Car il fallait l’oser et Wolfgang Petersen l’a fait. En 1981, alors que le mur de Berlin était encore debout, ce réalisateur de génie a su mobiliser suffisamment de capitaux (14 000 000 dollars) pour mener à bien un projet titanesque et risqué : conter en images le roman de Lothar-Günther Bucheim.
À l’origine, la mission du jeune reporter était de réaliser un sujet de propagande destiné à promouvoir la supériorité des forces Allemandes sur le terrain maritime. Mais au fil des mois, il a nourri une vision plus réaliste des choses, témoin d’une guerre qui usait les hommes plus vite que les années.
Le projet de Petersen, qui a adapté le roman en scénario, était non seulement de tourner un film qui sortirait sur grand écran mais également une série pour la télévision allemande. La première version sortie au cinéma faisait à peine deux heures. La version suivante est de 3h 30 pour la télévision. Finalement, la réédition sur support DVD et Blu-Ray compte 5h 30. Le montage final (sorti en double DVD donc) réuni un maximum de plans ainsi que le souhaitait Petersen lors du tournage, chose qui n’avait pas été possible dans un premier temps. À l’époque, on ne voyait que très peu de films dépassant 2h en salles. De plus, le manque de moyens techniques ne permettait pas de rendre la qualité optimale de l’ensemble des images. Pour autant, dès la première version, on est saisi par la tension dramatique de ce film.
Tourné en Allemand, avec des comédiens allemands, à bord d’un véritable U-Boot restauré qui fit des sorties en haute mer pour mettre les acteurs « en condition », Das Boot est un film très fort. On découvre la vie à bord, les tensions entre les hommes, qu’elles soient dues à la promiscuité, la guerre, la politique, la mission, la peur voir la terreur de certaines situations.

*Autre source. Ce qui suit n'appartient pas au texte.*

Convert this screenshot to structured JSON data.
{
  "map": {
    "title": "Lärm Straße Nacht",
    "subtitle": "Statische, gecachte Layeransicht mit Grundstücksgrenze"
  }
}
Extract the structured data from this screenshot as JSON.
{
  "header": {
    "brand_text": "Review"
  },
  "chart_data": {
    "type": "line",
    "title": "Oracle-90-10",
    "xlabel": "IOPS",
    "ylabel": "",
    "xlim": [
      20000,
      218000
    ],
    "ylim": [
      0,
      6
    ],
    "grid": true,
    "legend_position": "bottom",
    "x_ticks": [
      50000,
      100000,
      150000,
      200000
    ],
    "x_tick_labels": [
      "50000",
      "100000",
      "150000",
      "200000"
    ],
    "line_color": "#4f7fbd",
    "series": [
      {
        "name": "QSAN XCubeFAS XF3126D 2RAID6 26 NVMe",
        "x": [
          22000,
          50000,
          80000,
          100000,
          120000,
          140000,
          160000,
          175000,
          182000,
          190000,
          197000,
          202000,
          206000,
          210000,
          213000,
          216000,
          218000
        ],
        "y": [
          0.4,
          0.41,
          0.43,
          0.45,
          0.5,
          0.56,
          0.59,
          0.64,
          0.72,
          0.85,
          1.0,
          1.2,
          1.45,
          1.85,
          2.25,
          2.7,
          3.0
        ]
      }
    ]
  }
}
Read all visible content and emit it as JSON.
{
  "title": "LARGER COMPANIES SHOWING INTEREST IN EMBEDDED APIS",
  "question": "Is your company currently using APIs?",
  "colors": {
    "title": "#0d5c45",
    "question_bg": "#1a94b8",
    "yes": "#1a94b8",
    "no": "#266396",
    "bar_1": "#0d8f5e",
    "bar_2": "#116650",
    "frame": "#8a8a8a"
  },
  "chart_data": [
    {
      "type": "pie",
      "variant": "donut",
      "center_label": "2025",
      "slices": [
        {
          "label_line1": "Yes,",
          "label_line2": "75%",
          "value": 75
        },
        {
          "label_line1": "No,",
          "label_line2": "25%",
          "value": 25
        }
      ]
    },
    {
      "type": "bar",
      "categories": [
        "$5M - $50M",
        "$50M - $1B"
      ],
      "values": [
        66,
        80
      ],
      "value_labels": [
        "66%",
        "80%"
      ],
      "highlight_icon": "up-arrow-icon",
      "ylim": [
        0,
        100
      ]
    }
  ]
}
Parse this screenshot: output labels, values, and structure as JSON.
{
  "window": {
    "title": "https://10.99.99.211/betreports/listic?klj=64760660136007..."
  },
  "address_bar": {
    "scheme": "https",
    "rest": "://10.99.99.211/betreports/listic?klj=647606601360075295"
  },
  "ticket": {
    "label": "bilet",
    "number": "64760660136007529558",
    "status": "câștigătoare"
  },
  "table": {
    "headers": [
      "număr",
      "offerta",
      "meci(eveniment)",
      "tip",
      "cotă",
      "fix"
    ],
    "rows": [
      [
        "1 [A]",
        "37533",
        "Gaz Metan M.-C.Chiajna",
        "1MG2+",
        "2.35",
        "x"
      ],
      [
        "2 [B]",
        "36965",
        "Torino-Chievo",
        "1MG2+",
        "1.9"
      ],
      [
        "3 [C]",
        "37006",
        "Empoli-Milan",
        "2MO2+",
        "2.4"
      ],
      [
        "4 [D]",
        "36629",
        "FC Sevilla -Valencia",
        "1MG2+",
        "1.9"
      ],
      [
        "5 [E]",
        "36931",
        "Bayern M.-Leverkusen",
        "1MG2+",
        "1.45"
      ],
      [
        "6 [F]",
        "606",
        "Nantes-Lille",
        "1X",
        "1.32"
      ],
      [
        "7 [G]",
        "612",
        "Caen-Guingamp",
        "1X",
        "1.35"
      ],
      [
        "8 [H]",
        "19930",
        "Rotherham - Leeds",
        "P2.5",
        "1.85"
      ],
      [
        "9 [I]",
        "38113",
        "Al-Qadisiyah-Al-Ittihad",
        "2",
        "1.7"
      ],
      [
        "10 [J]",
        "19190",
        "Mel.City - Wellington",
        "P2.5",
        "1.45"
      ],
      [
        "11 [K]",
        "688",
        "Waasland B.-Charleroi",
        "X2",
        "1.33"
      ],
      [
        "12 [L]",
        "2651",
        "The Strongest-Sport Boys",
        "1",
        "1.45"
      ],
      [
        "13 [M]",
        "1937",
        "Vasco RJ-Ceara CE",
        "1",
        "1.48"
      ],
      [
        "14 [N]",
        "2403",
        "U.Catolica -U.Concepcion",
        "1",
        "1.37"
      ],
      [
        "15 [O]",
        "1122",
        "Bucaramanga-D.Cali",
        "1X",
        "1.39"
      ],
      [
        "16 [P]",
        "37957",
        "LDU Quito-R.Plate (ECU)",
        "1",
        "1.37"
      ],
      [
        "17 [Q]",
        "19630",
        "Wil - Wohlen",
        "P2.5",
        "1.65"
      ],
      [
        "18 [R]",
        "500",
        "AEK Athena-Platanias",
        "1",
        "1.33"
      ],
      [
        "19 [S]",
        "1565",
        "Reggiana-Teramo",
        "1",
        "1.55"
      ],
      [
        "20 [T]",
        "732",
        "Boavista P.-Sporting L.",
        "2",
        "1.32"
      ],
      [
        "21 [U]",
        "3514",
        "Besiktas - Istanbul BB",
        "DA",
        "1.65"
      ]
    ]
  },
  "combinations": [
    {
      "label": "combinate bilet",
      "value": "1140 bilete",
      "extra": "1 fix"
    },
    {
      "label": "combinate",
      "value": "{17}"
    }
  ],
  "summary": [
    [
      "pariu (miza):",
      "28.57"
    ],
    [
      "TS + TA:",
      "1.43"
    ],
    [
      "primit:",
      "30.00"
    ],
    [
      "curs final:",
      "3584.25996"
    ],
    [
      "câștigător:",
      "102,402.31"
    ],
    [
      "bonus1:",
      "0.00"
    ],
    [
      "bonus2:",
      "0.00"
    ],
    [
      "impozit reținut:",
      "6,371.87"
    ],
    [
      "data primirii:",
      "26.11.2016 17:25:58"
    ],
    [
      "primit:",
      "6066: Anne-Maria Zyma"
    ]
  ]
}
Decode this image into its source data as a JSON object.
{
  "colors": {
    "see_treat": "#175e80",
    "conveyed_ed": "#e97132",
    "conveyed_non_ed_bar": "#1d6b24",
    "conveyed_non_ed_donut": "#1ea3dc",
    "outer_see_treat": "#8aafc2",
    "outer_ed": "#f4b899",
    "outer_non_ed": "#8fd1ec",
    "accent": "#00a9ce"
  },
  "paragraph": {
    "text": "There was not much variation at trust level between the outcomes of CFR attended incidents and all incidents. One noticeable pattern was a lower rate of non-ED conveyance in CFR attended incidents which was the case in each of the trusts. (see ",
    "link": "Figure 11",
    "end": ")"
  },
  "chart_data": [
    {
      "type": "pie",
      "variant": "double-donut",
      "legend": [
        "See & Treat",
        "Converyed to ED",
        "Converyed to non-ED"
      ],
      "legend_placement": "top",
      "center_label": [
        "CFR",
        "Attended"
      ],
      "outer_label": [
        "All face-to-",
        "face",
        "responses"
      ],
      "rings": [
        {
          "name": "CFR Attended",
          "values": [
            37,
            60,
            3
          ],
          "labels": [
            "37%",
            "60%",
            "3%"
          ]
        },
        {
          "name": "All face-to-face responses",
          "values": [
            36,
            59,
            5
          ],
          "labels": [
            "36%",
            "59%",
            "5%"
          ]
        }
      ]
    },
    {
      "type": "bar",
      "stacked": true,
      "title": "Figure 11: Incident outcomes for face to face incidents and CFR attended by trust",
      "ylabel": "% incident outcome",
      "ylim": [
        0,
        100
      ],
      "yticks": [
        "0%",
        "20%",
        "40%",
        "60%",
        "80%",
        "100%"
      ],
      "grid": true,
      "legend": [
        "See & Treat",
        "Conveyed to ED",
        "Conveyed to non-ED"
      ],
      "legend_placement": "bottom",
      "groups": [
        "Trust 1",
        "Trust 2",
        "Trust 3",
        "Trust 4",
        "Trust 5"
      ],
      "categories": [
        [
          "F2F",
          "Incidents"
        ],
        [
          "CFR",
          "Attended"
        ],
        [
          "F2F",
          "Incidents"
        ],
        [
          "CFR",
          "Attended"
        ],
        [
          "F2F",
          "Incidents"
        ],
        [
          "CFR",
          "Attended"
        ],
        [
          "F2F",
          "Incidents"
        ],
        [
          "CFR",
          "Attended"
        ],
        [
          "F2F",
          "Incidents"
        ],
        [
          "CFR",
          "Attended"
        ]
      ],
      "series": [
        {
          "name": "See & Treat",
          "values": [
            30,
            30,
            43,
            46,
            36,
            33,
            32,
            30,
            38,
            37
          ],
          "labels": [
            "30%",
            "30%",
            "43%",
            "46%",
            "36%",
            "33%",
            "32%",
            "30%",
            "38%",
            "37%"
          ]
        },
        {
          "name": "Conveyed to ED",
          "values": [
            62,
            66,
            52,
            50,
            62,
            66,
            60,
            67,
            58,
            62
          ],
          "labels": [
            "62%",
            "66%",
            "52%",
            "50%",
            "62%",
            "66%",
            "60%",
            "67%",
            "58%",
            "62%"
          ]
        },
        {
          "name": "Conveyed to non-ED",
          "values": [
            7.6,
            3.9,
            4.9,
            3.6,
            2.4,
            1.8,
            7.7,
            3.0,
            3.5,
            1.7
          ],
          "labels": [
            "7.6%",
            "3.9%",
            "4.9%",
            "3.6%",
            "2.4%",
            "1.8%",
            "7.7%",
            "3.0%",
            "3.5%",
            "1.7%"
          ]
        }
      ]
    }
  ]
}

Il est exceptionnel de découvrir la Seconde guerre mondiale par les yeux des Allemands. En dehors de rares et récents films axés sur les derniers jours d’Hitler (La Chute) et de bons documentaires (Apocalypse), le grand public ne s’attarde par sur la mémoire des vaincus. Il est trop facile de considérer tous les soldats allemands avec le regard manichéen des pays occupés et des peuples opprimés. Das Boot est le premier film à réussir l’exploit de montrer les ravages que cette guerre a apporté aux allemands engagés de gré ou de force dans l’armée. Les visages de ces hommes si jeunes à leur départ du port qui ressemblent à des vieillards après seulement quelques semaines en mer nous frappent au cœur.
Le bateau : un enfer sous la mer plus vrai que nature
- « Je sais que c’est pas joli mais il le fallait.
- _ Pourquoi ?
- _ Parce qu’un bateau comme le nôtre suffit à peine aux besoins des 50 gars de l’équipage. […] Nous avons pour mission de couler tous les navires que nous rencontrons. Pour le reste, c’est à ceux qui ont voulu cette guerre qu’il faut le demander ! »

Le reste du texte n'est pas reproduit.